CZY POZNAŃ JEST MIASTEM KONSERWATYWNYM?
W ostatnich tygodniach w lokalnych mediach i nie tylko, szeroko komentowane jest zagadnienie podcinania skrzydeł awangardzie postępu i kultury Poznaniu.
Ale, czy piąte co do wielkości polskie miasto z niezaprzeczalnym dorobkiem ostatnich dwudziestu pięciu lat jakim jest wolność słowa i swoboda artystycznej ekspresji, rzeczywiście nadal jest otwarte na nowe i podąża za trendami współczesności?
Komentarze na forach to słowa klucze: konserwatywne miasto, zaścianek, filisterska mentalność..
„Poznań to takie ciepłe kluchy. Kościółek, popołudniowa herbatka i takie tam. Milion metrów kwadratowych centrów handlowych, zdychające centrum z klubami go-go. Po studiach, jeszcze przez dwa lata, wielu moich dość kreatywnych znajomych próbowało się odnaleźć w tym mieście. Poddali się i wyjechali albo do Warszawy albo do Berlina. To moim zdaniem jedyne sensowne kierunki dla kogoś kto nie chce trwać w poznańskim marazmie. Wiecznie panujący Grobelny i jego druga połowa pod postacią Stanisława Gądeckiego.”

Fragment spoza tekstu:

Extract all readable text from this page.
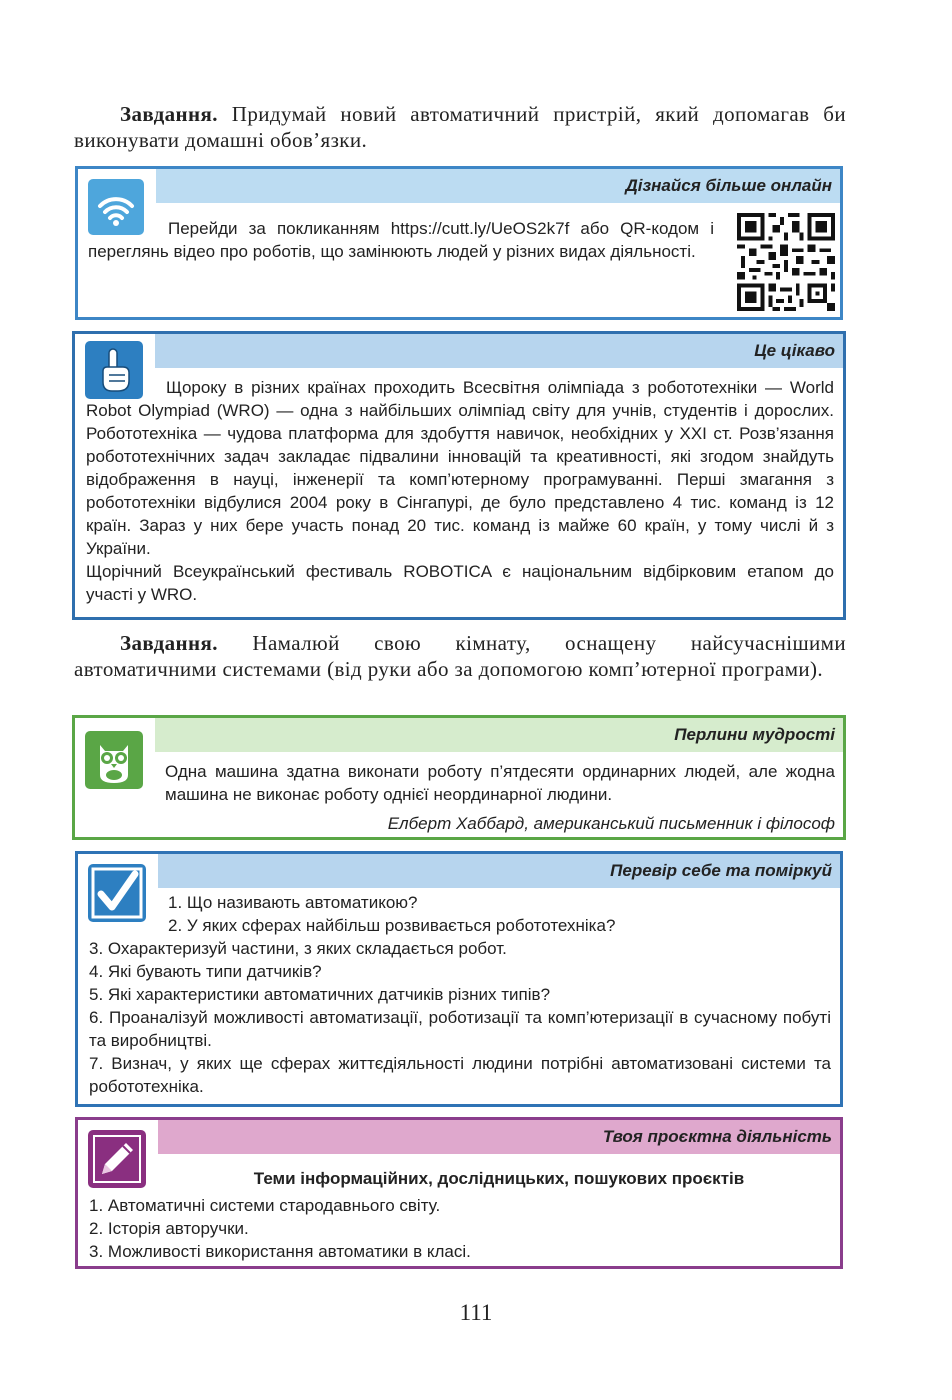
Завдання. Придумай новий автоматичний пристрій, який допомагав би виконувати домашні обов’язки.
Дізнайся більше онлайн
Перейди за покликанням https://cutt.ly/UeOS2k7f або QR-кодом і переглянь відео про роботів, що замінюють людей у різних видах діяльності.
Це цікаво
Щороку в різних країнах проходить Всесвітня олімпіада з робототехніки — World Robot Olympiad (WRO) — одна з найбільших олімпіад світу для учнів, студентів і дорослих. Робототехніка — чудова платформа для здобуття навичок, необхідних у XXI ст. Розв’язання робототехнічних задач закладає підвалини інновацій та креативності, які згодом знайдуть відображення в науці, інженерії та комп’ютерному програмуванні. Перші змагання з робототехніки відбулися 2004 року в Сінгапурі, де було представлено 4 тис. команд із 12 країн. Зараз у них бере участь понад 20 тис. команд із майже 60 країн, у тому числі й з України.
Щорічний Всеукраїнський фестиваль ROBOTICA є національним відбірковим етапом до участі у WRO.
Завдання. Намалюй свою кімнату, оснащену найсучаснішими автоматичними системами (від руки або за допомогою комп’ютерної програми).
Перлини мудрості
Одна машина здатна виконати роботу п’ятдесяти ординарних людей, але жодна машина не виконає роботу однієї неординарної людини.
Елберт Хаббард, американський письменник і філософ
Перевір себе та поміркуй
1. Що називають автоматикою?
2. У яких сферах найбільш розвивається робототехніка?
3. Охарактеризуй частини, з яких складається робот.
4. Які бувають типи датчиків?
5. Які характеристики автоматичних датчиків різних типів?
6. Проаналізуй можливості автоматизації, роботизації та комп’ютеризації в сучасному побуті та виробництві.
7. Визнач, у яких ще сферах життєдіяльності людини потрібні автоматизовані системи та робототехніка.
Твоя проєктна діяльність
Теми інформаційних, дослідницьких, пошукових проєктів
1. Автоматичні системи стародавнього світу.
2. Історія авторучки.
3. Можливості використання автоматики в класі.
111
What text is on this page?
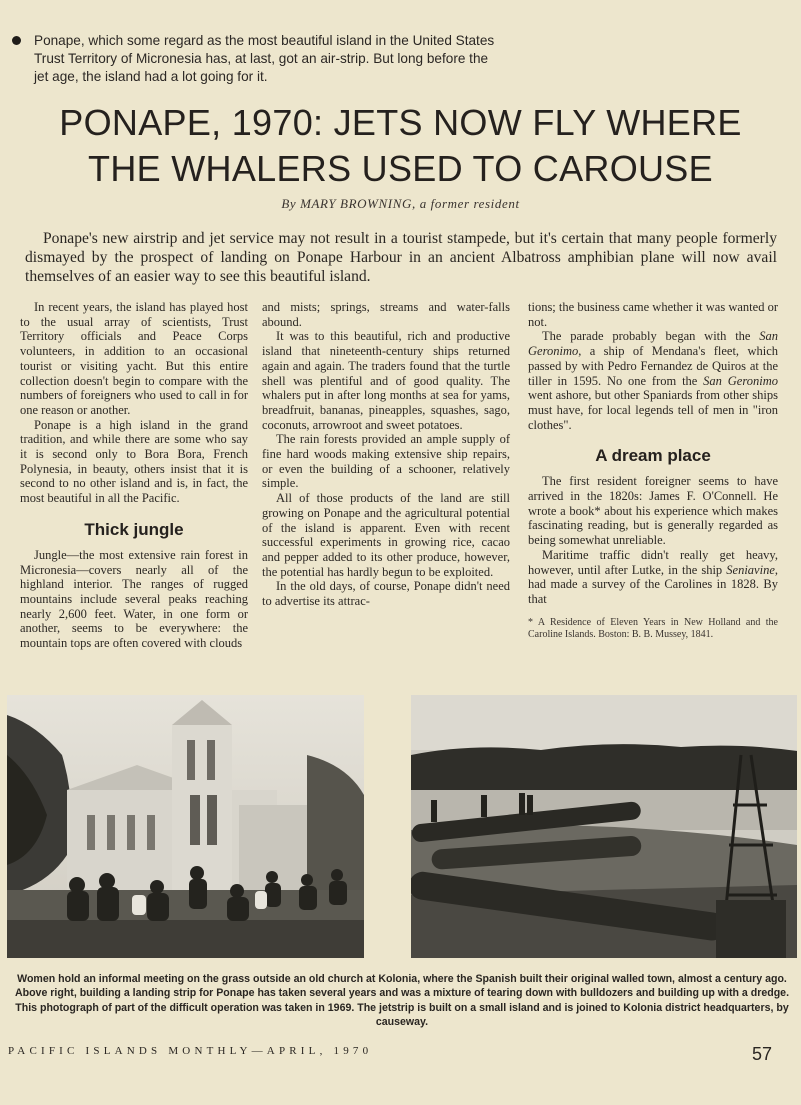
Ponape, which some regard as the most beautiful island in the United States Trust Territory of Micronesia has, at last, got an air-strip. But long before the jet age, the island had a lot going for it.
PONAPE, 1970: JETS NOW FLY WHERE
THE WHALERS USED TO CAROUSE
By MARY BROWNING, a former resident
Ponape's new airstrip and jet service may not result in a tourist stampede, but it's certain that many people formerly dismayed by the prospect of landing on Ponape Harbour in an ancient Albatross amphibian plane will now avail themselves of an easier way to see this beautiful island.

In recent years, the island has played host to the usual array of scientists, Trust Territory officials and Peace Corps volunteers, in addition to an occasional tourist or visiting yacht. But this entire collection doesn't begin to compare with the numbers of foreigners who used to call in for one reason or another.

Ponape is a high island in the grand tradition, and while there are some who say it is second only to Bora Bora, French Polynesia, in beauty, others insist that it is second to no other island and is, in fact, the most beautiful in all the Pacific.

Thick jungle

Jungle—the most extensive rain forest in Micronesia—covers nearly all of the highland interior. The ranges of rugged mountains include several peaks reaching nearly 2,600 feet. Water, in one form or another, seems to be everywhere: the mountain tops are often covered with clouds

and mists; springs, streams and water-falls abound.

It was to this beautiful, rich and productive island that nineteenth-century ships returned again and again. The traders found that the turtle shell was plentiful and of good quality. The whalers put in after long months at sea for yams, breadfruit, bananas, pineapples, squashes, sago, coconuts, arrowroot and sweet potatoes.

The rain forests provided an ample supply of fine hard woods making extensive ship repairs, or even the building of a schooner, relatively simple.

All of those products of the land are still growing on Ponape and the agricultural potential of the island is apparent. Even with recent successful experiments in growing rice, cacao and pepper added to its other produce, however, the potential has hardly begun to be exploited.

In the old days, of course, Ponape didn't need to advertise its attrac-

tions; the business came whether it was wanted or not.

The parade probably began with the San Geronimo, a ship of Mendana's fleet, which passed by with Pedro Fernandez de Quiros at the tiller in 1595. No one from the San Geronimo went ashore, but other Spaniards from other ships must have, for local legends tell of men in "iron clothes".

A dream place

The first resident foreigner seems to have arrived in the 1820s: James F. O'Connell. He wrote a book* about his experience which makes fascinating reading, but is generally regarded as being somewhat unreliable.

Maritime traffic didn't really get heavy, however, until after Lutke, in the ship Seniavine, had made a survey of the Carolines in 1828. By that

* A Residence of Eleven Years in New Holland and the Caroline Islands. Boston: B. B. Mussey, 1841.

Women hold an informal meeting on the grass outside an old church at Kolonia, where the Spanish built their original walled town, almost a century ago. Above right, building a landing strip for Ponape has taken several years and was a mixture of tearing down with bulldozers and building up with a dredge. This photograph of part of the difficult operation was taken in 1969. The jetstrip is built on a small island and is joined to Kolonia district headquarters, by causeway.
PACIFIC ISLANDS MONTHLY—APRIL, 1970	57
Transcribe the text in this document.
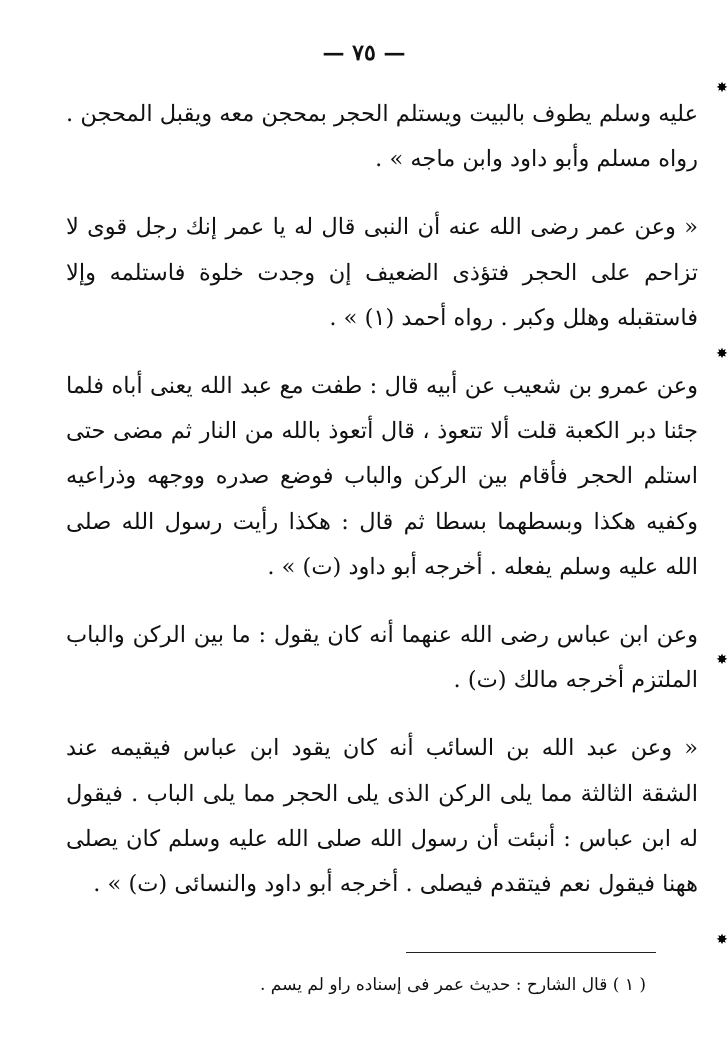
— ٧٥ —

عليه وسلم يطوف بالبيت ويستلم الحجر بمحجن معه ويقبل المحجن . رواه مسلم وأبو داود وابن ماجه » .

« وعن عمر رضى الله عنه أن النبى قال له يا عمر إنك رجل قوى لا تزاحم على الحجر فتؤذى الضعيف إن وجدت خلوة فاستلمه وإلا فاستقبله وهلل وكبر . رواه أحمد (١) » .

وعن عمرو بن شعيب عن أبيه قال : طفت مع عبد الله يعنى أباه فلما جئنا دبر الكعبة قلت ألا تتعوذ ، قال أتعوذ بالله من النار ثم مضى حتى استلم الحجر فأقام بين الركن والباب فوضع صدره ووجهه وذراعيه وكفيه هكذا وبسطهما بسطا ثم قال : هكذا رأيت رسول الله صلى الله عليه وسلم يفعله . أخرجه أبو داود (ت) » .

وعن ابن عباس رضى الله عنهما أنه كان يقول : ما بين الركن والباب الملتزم أخرجه مالك (ت) .

« وعن عبد الله بن السائب أنه كان يقود ابن عباس فيقيمه عند الشقة الثالثة مما يلى الركن الذى يلى الحجر مما يلى الباب . فيقول له ابن عباس : أنبئت أن رسول الله صلى الله عليه وسلم كان يصلى ههنا فيقول نعم فيتقدم فيصلى . أخرجه أبو داود والنسائى (ت) » .

( ١ ) قال الشارح : حديث عمر فى إسناده راو لم يسم .
✸
✸
✸
✸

Czytając te wszystkie komentarze myślę, że niestety zapracowaliśmy sobie na takie opinie, wierząc jednak , że są to krótkoterminowe epitety. A wszystko to za sprawą wydarzeń ostatnich miesięcy . Przykładów takich jak „walka” z Kurią o budynek Szkoły Baletowej przy ulicy Gołębiej i budynek VIII LO na ul. Głogowskiej mógłbym podać więcej , ale skupię się na trzech przykładach w moim przekonaniu najbardziej rujnujących wizerunek Poznania jako miasta kultury i wolności twórczej.
Pierwszym z nich jest „Golgota Picnic” z historią decyzyjnego pastorału biskupa za którym posłusznie stanęli radni miasta z prezydentem Grobelnym na czele. Kolejnym niechlubnym przykładem jest odwołany koncert metalowego zespołu Behemoth z powodu nacisku środowisk katolickich, czy w końcu odwołanie ze stanowiska Dyrektor Teatru Ósmego Dnia Pani Ewy Wójciak.
Poznań stał się przystanią dla konserwatyzmu, choć myślę, że tylko dorywczo , bo żyjemy w czasach dynamicznych przemian kulturalnych, gospodarczych i politycznych . Poznań się zmieni, jak zmieni się mentalność mieszkańców miasta. Aby dotrzymać tempa rozwoju innym miastom, potrzebny jest dialog z mieszkańców z kulturą. Nie ulegajmy złudzeniu, że poznaniakowi wystarczy fast food i kompleks kinowy bo do teatru i tak nie chodzi, książek nie czyta.
Trzeba zmienić wizerunek Poznania, konserwatywna ekspansja nie ma tu poparcia społecznego. Przykładem są wszystkie wybory po 1989. W Poznaniu politycy prawicy, tradycjonaliści i konserwatyści przegrywali z lewicowymi i liberałami, pomimo wygranych wyborów w całym kraju.
Socjolodzy twierdzą , że tożsamość wielkopolska jest zbudowana na konserwatyzmie, wartościach religijnych, wartościach narodowych. 16 listopada otrzymamy odpowiedź na nurtujące nas pytanie czy Poznań stał się miastem konserwatywnym.